Another moving scene for me to witness was the Holy Father’s visit to the Church in Quaraqosh. This was the home of most Christians, and this city was almost completely destroyed. We see that these people have returned, trying to rebuild. My special memory was of Bishop Yousif Habash, who has also been a long-time friend of mine. Since 2010, he has ministered as the Eparch of Our Lady of Deliverance of Newark, taking the place of Patriarch Younan. His territory includes the United States and 16,000 Syriac Catholics, and Canada. Bishop Habash’s cathedral is in Bayonne, New Jersey. Several years ago, I remember that after the take-over of Qaraqosh by Isis, Bishop Habash shared with me his great dismay that someday he hoped to retire and return to Qaraqosh and live on the ancestral lands that have been his for too many generations to count. But at that time, it seemed that this dream was an impossible one.

As the Holy Father said in his visit to Qaraqosh, quoting the Prophet Joel, “Your sons and your daughters shall prophecy, your old men shall dream dreams, and your young men shall see visions” (cf. Joel 3:1). Perhaps someday the dream of Bishop Yousif may come true and he may return to Qaraqosh.

The final Mass on this papal visit was held in a stadium in Erbil. Seeing this Mass on television also was something that touched me personally. This Mass was attended by representatives of all of the Christian religious bodies of Iraq. Pope Francis celebrated Mass in the Latin Rite however he became the first pope to ever celebrate in the Chaldean Rite with the Mass in Bagdad. This reminded me of the universality of the Church.

We also have a diocesan connection to Erbil through Msgr. Kieran Harrington, who during his sabbatical from January in 2017 spent six weeks in Erbil teaching a course on communications at the newly established Catholic university. The local Archbishop, Bashar Matte Warda, established this university in order to keep the young people in Erbil and to give them a future in their own homeland. In addition, Msgr. Harrington continues his work with Aid to the Church in Need USA, serving as Ecclesiastical Assistant, and follows closely the events in the Middle East.

We also have our own Msgr. Peter Vaccari who since June of 2020 has served as the new president of Catholic Near East Welfare Association (CNEWA). CNEWA assists various Churches in the Middle East with funding for pastoral and social assistance through their fundraising.
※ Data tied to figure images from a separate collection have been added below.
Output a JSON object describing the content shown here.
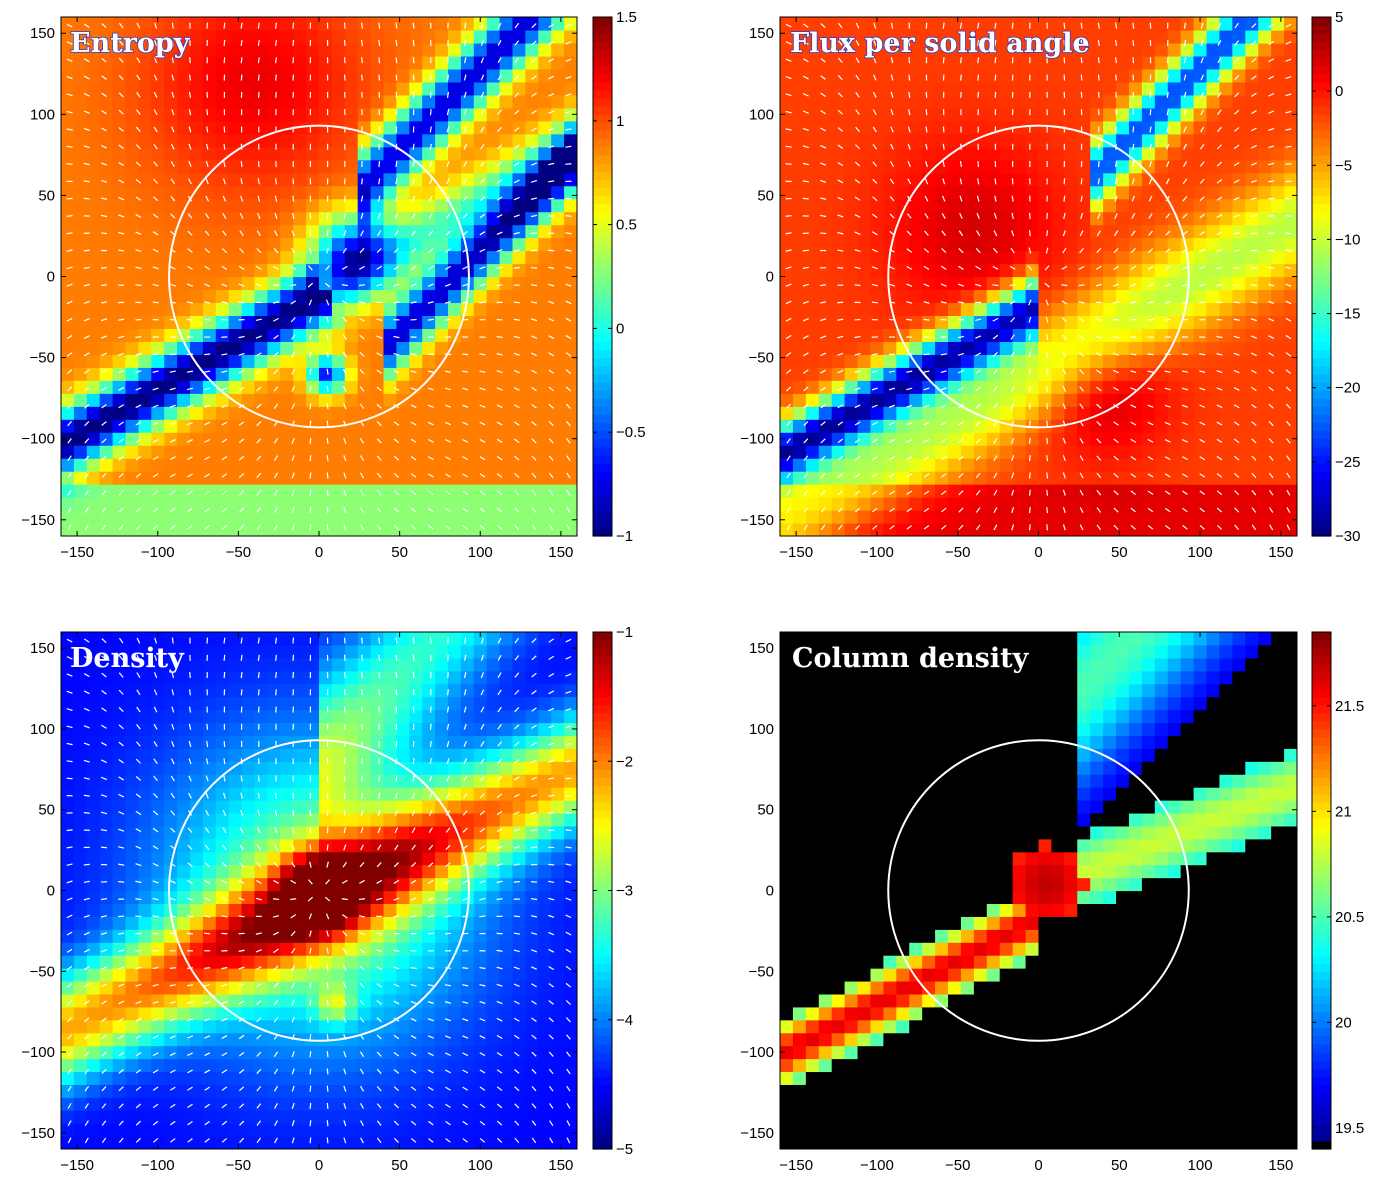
{
  "figure": {
    "axis_ticks": [
      "−150",
      "−100",
      "−50",
      "0",
      "50",
      "100",
      "150"
    ],
    "colormap": "jet",
    "overlay": "white velocity arrows and white reference circle of radius ~93 centered near (0, 0)"
  },
  "chart_data": [
    {
      "type": "heatmap",
      "title": "Entropy",
      "title_style": "outlined",
      "xlim": [
        -160,
        160
      ],
      "ylim": [
        -160,
        160
      ],
      "xticks": [
        -150,
        -100,
        -50,
        0,
        50,
        100,
        150
      ],
      "yticks": [
        -150,
        -100,
        -50,
        0,
        50,
        100,
        150
      ],
      "colorbar": {
        "range": [
          -1,
          1.5
        ],
        "ticks": [
          -1,
          -0.5,
          0,
          0.5,
          1,
          1.5
        ],
        "tick_labels": [
          "−1",
          "−0.5",
          "0",
          "0.5",
          "1",
          "1.5"
        ]
      },
      "circle": {
        "cx": 0,
        "cy": 0,
        "r": 93
      }
    },
    {
      "type": "heatmap",
      "title": "Flux per solid angle",
      "title_style": "outlined",
      "xlim": [
        -160,
        160
      ],
      "ylim": [
        -160,
        160
      ],
      "xticks": [
        -150,
        -100,
        -50,
        0,
        50,
        100,
        150
      ],
      "yticks": [
        -150,
        -100,
        -50,
        0,
        50,
        100,
        150
      ],
      "colorbar": {
        "range": [
          -30,
          5
        ],
        "ticks": [
          -30,
          -25,
          -20,
          -15,
          -10,
          -5,
          0,
          5
        ],
        "tick_labels": [
          "−30",
          "−25",
          "−20",
          "−15",
          "−10",
          "−5",
          "0",
          "5"
        ]
      },
      "circle": {
        "cx": 0,
        "cy": 0,
        "r": 93
      }
    },
    {
      "type": "heatmap",
      "title": "Density",
      "title_style": "plain",
      "xlim": [
        -160,
        160
      ],
      "ylim": [
        -160,
        160
      ],
      "xticks": [
        -150,
        -100,
        -50,
        0,
        50,
        100,
        150
      ],
      "yticks": [
        -150,
        -100,
        -50,
        0,
        50,
        100,
        150
      ],
      "colorbar": {
        "range": [
          -5,
          -1
        ],
        "ticks": [
          -5,
          -4,
          -3,
          -2,
          -1
        ],
        "tick_labels": [
          "−5",
          "−4",
          "−3",
          "−2",
          "−1"
        ]
      },
      "circle": {
        "cx": 0,
        "cy": 0,
        "r": 93
      }
    },
    {
      "type": "heatmap",
      "title": "Column density",
      "title_style": "plain",
      "xlim": [
        -160,
        160
      ],
      "ylim": [
        -160,
        160
      ],
      "xticks": [
        -150,
        -100,
        -50,
        0,
        50,
        100,
        150
      ],
      "yticks": [
        -150,
        -100,
        -50,
        0,
        50,
        100,
        150
      ],
      "colorbar": {
        "range": [
          19.4,
          21.85
        ],
        "ticks": [
          19.5,
          20,
          20.5,
          21,
          21.5
        ],
        "tick_labels": [
          "19.5",
          "20",
          "20.5",
          "21",
          "21.5"
        ],
        "below_range_color": "#000000"
      },
      "circle": {
        "cx": 0,
        "cy": 0,
        "r": 93
      }
    }
  ]
}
Our Holy Father, Pope Francis, has truly put out into the deep waters of a complex Middle East political and religious situation. His vision, however, was one that was clearly defined by his commitment to those most marginalized in the Church; those most in need. As a father or mother who would risk themselves if one of their children was ill or in peril, our Holy Father has done just that. Please join me in keeping the people of Iraq in prayer, that peace and prosperity may return to that troubled land.